Не знаю, чистая ли я. Ведь когда говорят о разных видах разврата, я не прихожу в ужас, не чувствую даже особенного отвращения. Конечно, если разврат не затрагивает детей, за детей я не могу придумать и казни. Но когда двое взрослых наслаждаются, как им кажется лучше, какое мне дело? Мне этого не нужно, мне лично это не нравится. Вот не буду я есть испорченных рябчиков, но не осужу человека, который их смакует, и удивляться не буду. Я сама ем только гнилые бананы, ем с удовольствием, иногда даже во вред желудку, и грехом это не считаю…

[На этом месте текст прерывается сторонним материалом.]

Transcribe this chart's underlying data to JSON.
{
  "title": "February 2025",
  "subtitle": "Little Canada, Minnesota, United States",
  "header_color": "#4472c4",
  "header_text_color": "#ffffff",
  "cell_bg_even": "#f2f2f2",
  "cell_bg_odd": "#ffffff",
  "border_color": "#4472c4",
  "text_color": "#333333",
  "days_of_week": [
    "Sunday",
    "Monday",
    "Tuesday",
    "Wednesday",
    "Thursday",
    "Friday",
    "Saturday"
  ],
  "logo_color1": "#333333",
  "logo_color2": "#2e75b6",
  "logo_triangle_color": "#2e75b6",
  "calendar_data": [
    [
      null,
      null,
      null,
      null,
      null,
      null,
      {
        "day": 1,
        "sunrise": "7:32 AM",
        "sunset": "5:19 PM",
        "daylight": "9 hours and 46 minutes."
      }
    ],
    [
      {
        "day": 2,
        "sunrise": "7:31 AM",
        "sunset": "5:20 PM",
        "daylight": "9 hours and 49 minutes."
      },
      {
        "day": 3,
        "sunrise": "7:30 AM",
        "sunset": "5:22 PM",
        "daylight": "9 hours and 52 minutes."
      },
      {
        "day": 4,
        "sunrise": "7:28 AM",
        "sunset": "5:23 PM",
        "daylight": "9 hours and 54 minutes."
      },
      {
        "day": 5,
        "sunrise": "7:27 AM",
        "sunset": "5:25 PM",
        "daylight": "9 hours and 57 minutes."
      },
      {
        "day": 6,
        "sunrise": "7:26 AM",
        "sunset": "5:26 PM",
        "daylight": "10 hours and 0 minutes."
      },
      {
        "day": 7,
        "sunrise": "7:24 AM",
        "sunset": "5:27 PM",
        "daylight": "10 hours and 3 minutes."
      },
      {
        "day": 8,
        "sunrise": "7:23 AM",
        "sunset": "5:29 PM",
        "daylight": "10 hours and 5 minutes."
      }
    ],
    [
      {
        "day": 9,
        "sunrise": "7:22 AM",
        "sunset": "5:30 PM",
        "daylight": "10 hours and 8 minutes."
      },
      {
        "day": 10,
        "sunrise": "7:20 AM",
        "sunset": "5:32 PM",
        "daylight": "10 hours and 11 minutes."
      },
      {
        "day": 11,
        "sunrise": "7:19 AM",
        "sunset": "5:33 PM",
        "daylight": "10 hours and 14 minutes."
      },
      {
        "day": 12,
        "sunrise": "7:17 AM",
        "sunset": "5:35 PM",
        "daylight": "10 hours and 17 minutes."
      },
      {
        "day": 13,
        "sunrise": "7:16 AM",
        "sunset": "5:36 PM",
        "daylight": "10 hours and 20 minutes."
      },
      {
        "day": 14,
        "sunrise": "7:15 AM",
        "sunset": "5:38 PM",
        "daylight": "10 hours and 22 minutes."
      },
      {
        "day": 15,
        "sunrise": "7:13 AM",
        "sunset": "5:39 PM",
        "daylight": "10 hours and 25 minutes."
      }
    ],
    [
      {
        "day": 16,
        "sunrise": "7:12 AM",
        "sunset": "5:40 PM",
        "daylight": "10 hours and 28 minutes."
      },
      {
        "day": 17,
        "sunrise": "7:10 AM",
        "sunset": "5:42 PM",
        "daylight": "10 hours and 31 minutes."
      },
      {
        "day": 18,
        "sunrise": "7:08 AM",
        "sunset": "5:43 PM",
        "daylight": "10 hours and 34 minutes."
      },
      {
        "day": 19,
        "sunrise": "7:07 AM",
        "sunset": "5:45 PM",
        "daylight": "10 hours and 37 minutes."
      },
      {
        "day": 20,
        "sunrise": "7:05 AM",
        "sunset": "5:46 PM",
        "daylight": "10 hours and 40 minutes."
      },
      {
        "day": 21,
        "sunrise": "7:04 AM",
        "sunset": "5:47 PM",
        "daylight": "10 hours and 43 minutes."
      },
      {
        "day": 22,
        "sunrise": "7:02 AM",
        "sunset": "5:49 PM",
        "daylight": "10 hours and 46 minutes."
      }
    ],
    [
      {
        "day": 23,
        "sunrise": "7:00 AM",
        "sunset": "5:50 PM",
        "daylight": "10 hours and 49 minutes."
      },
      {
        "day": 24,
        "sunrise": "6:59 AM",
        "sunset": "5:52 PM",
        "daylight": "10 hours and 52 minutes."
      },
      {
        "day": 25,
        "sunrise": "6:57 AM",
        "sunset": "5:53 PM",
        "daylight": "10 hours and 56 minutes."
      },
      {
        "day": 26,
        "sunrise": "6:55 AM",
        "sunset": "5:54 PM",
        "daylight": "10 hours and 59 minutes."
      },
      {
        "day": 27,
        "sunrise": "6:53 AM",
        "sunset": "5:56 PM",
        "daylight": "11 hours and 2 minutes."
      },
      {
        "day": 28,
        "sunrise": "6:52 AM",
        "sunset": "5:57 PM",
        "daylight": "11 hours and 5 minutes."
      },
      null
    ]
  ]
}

– Да о чем ты все задумываешься, Таня? – спрашивает Илья.

– Жаль с тобой расставаться, – отвечаю я и вдруг ясно понимаю, что действительно мне мучительно тяжело расставаться с ним. Я прижимаюсь к Илье и чуть не плачу.

Он гладит мою руку, шутит, но я чувствую, что он взволнован.

– Надеюсь, тебе будет удобно. Проводник сказал, что в этом купе только один пассажир, да и тот уйдет на ночь в литерный вагон. Ты будешь одна, – говорит Илья.

Я смотрю на соседнее сиденье. Совершенно такой же чемодан, как мой, из коричневой кожи, изящный несессер, серое пальто и фотокамера на ремне.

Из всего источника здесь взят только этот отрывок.